Forget Rosé, How About A Glass Of Verdejo Instead

Summertime And The Living Is Verdeezy

This just in: In case you haven't noticed, summer is not gone just yet. The days are still long, and the nights are still lazy, filled with the sweet sound of air conditioners blasting, weekend retreats out of the city, to the beach or the lake are still a must, and watermelon sales are still on the rise. But if that isn't enough evidence to soothe your August soul, the real proof that we are still in the midst of the best season of all, is the amount of rosé that continues to fly off the shelves. But what if—gasp—you've somehow grown tired of the pink stuff? After all, it's probably been your main go-to ever since April, when the cherry blossoms, well, blossomed, and the temperature started to rise. You've lapped it up at every picnic, rooftop bbq, and after-work happy hour since. And now, three months later, you find yourself hankering for another option. Well, I know just the thing. Can you keep a secret? Can you change colors, and reach for the gold? And no, I'm not talking about buttery, or overly oaked Char, or cut grass meets cat piss Marlbourough Sauv Blanc. I'm not even speaking of brassy Pinot Grigio, or gulp, green apple-y Gruner. But what I am getting to is this...hang on. Wait for it. Get your wine key ready...Verdejo. Yes, Spain's answer to the inquisition. No. just kidding on that one. But seriously, Verdejo should be in the running as the perfect summer wine. At least it has to be in the conversation. Even just saying it makes you feel like you are laying in a hammock with the gentle trade winds blowing, ruffling your light cotton shirt, if, that is, you are even bothering to wear any kind of shirt at all. Here, let's all say it together: Ver-dej-o. Now, don't you feel better? And we haven't even tasted it yet.

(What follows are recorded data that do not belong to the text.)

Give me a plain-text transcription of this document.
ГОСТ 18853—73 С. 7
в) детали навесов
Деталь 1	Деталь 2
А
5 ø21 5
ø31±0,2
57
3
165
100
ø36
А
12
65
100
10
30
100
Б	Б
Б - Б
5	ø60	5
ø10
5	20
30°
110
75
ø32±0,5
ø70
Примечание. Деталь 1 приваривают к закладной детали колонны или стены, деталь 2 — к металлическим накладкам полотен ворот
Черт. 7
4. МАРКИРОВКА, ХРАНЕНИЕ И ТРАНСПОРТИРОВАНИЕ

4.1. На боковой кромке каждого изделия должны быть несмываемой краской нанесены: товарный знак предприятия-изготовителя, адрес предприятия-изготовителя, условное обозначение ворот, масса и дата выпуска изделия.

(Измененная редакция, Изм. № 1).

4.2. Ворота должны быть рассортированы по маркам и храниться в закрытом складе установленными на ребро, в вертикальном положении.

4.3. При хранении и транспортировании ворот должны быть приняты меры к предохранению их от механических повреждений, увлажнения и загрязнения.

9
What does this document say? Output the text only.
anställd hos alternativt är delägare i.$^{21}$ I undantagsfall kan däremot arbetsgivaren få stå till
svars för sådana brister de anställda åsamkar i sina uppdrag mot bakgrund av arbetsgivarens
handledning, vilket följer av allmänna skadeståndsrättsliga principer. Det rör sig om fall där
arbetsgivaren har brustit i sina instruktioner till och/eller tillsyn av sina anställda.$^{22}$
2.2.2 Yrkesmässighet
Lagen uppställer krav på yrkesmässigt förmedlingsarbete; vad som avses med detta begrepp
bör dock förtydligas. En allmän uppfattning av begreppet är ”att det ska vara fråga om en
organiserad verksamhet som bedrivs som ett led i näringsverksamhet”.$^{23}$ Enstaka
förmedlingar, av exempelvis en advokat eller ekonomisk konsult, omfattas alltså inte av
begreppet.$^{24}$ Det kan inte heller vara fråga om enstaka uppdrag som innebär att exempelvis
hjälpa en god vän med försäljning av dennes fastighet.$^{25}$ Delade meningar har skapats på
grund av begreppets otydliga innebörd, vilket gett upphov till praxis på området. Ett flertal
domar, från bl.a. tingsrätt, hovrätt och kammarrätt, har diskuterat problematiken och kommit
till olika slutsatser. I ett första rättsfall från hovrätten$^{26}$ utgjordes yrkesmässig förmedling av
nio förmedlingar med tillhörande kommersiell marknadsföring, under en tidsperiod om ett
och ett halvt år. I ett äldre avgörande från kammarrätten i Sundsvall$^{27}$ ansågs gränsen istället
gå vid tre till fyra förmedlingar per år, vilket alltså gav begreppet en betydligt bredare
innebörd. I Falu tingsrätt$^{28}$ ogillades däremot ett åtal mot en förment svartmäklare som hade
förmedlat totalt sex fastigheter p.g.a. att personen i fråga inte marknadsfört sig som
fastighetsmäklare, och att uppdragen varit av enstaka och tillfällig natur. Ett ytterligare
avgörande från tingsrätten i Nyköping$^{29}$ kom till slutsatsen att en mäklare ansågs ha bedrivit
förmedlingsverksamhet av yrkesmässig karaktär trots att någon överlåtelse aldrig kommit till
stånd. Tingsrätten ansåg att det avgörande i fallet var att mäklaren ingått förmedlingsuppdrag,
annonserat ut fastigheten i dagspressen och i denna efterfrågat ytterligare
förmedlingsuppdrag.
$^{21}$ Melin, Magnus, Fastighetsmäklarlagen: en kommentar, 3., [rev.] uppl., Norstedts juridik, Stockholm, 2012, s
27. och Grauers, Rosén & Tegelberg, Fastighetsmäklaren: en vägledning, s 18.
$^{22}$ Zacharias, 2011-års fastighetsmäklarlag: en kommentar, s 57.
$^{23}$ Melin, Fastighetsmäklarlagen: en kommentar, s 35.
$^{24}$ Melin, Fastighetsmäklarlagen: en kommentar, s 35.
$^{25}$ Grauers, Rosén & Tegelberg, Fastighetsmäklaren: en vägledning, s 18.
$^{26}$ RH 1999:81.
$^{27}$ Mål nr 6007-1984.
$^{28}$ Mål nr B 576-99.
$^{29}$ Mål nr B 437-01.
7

Having originated in North Africa, Verdejo, as that aforementioned delightful name suggests, in reality is a grape varietal long associated with Spain. To be specific, the Rueda region, which is located northeast of Madrid, and has long been known to produce white wines using it as the main component. According to the Denominacion de Origen (DO), which is the controlling body that enforces the regulations set to ensure the origin, style, and quality of its wines, the guidelines stipulate that for a wine to officially be called a "Rueda," it must contain a minimum of 50% Verdejo grapes. Wines labeled "Rueda Verdejo" must contain a minimum of 85% Verdejo, though usually, most wines from there are comprised with 100% of the varietal. And for what it's worth, today, there are over 1,500 growers and 62 wineries in Rueda producing wines made from Verdejo. So there's that. Those numbers are nothing to Verdeeze at. All those winemakers surely have an inkling that they must be onto something. Refreshing that is. 

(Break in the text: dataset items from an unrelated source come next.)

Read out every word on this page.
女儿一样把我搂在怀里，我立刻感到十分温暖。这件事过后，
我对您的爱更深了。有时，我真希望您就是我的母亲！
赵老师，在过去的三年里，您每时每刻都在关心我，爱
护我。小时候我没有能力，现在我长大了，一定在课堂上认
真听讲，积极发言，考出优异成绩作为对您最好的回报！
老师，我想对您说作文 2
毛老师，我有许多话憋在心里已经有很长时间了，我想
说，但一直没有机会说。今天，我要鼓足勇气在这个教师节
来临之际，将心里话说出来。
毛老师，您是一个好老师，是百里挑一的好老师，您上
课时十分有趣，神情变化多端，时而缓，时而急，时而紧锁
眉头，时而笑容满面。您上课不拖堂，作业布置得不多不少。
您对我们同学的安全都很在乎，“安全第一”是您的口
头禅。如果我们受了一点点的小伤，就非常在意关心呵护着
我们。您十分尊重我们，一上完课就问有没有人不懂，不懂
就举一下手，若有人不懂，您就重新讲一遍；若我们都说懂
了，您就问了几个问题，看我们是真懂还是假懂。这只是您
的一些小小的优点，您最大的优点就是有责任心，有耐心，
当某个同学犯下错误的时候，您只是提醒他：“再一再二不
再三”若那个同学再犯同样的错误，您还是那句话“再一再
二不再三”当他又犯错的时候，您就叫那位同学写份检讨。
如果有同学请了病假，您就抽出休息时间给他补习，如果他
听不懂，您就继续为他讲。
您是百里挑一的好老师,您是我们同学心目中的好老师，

Rueda has rocky soils rich in limestone and iron, and when you combine those two elements along with all that Spanish sunshine, what you end up with are very flavorful and full white wines rich in citrus notes, and abundant with hints of honeysuckle and even dried eucalyptus. One interesting fact to be aware of is that Verdejo grapes in Rueda are harvested at night, at a time when the cooler temperatures will prevent oxidation from occurring, and this step helps the grapes retain their natural acidity and freshness. Once the fermentation process happens (usually in stainless steel or concrete), this then underscores the brightness, and fruit-forward characteristics in the wine.

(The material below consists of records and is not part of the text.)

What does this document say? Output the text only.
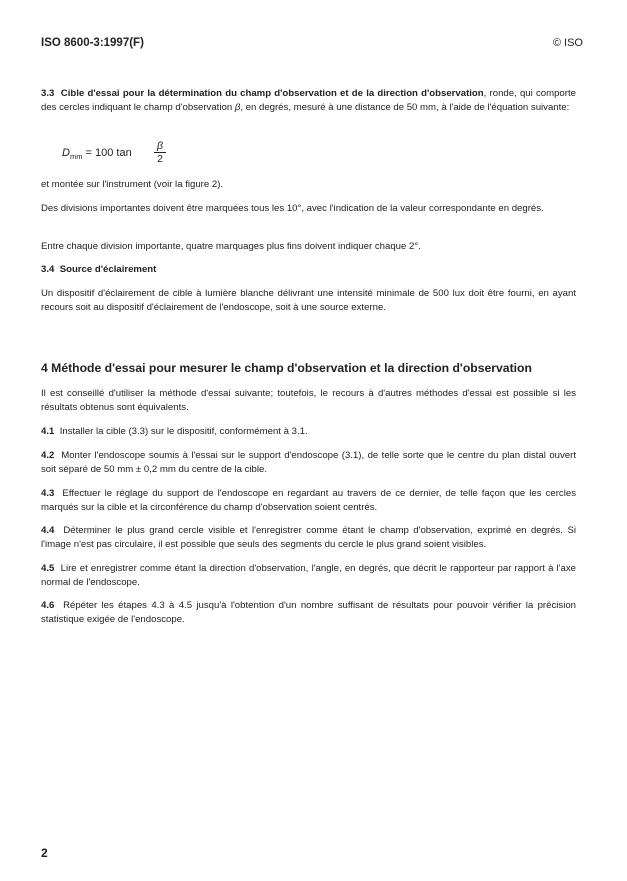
ISO 8600-3:1997(F)	© ISO

3.3 Cible d'essai pour la détermination du champ d'observation et de la direction d'observation, ronde, qui comporte des cercles indiquant le champ d'observation β, en degrés, mesuré à une distance de 50 mm, à l'aide de l'équation suivante:

$D_{mm} = 100$ $\tan \frac{\beta}{2}$

et montée sur l'instrument (voir la figure 2).

Des divisions importantes doivent être marquées tous les 10°, avec l'indication de la valeur correspondante en degrés.

Entre chaque division importante, quatre marquages plus fins doivent indiquer chaque 2°.

3.4 Source d'éclairement

Un dispositif d'éclairement de cible à lumière blanche délivrant une intensité minimale de 500 lux doit être fourni, en ayant recours soit au dispositif d'éclairement de l'endoscope, soit à une source externe.

4 Méthode d'essai pour mesurer le champ d'observation et la direction d'observation

Il est conseillé d'utiliser la méthode d'essai suivante; toutefois, le recours à d'autres méthodes d'essai est possible si les résultats obtenus sont équivalents.

4.1 Installer la cible (3.3) sur le dispositif, conformément à 3.1.

4.2 Monter l'endoscope soumis à l'essai sur le support d'endoscope (3.1), de telle sorte que le centre du plan distal ouvert soit séparé de 50 mm ± 0,2 mm du centre de la cible.

4.3 Effectuer le réglage du support de l'endoscope en regardant au travers de ce dernier, de telle façon que les cercles marqués sur la cible et la circonférence du champ d'observation soient centrés.

4.4 Déterminer le plus grand cercle visible et l'enregistrer comme étant le champ d'observation, exprimé en degrés. Si l'image n'est pas circulaire, il est possible que seuls des segments du cercle le plus grand soient visibles.

4.5 Lire et enregistrer comme étant la direction d'observation, l'angle, en degrés, que décrit le rapporteur par rapport à l'axe normal de l'endoscope.

4.6 Répéter les étapes 4.3 à 4.5 jusqu'à l'obtention d'un nombre suffisant de résultats pour pouvoir vérifier la précision statistique exigée de l'endoscope.

2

Based on the above profile, I'm sure that it comes as no surprise that Verdejo will pair well with just about any and all of the usual suspects that you'd think tend to go with a bright, full-bodied, dry white wine—that, of course, being shellfish, (I can practically see the dozen oysters I'm going to order to accompany my next glass of Rueda!), but also, poultry, charcuterie, cheese, salads, and what else, but another classic export from Spain, paella.

So, the next time you are at your local wine shop and are about to grab a bottle of rosé, or at a restaurant perusing the list, look for a Verdejo from Rueda, and you will walk (or stumble) home a happy camper, still glad that summer, and all those warm fuzzy memories that go with it, has not yet faded away.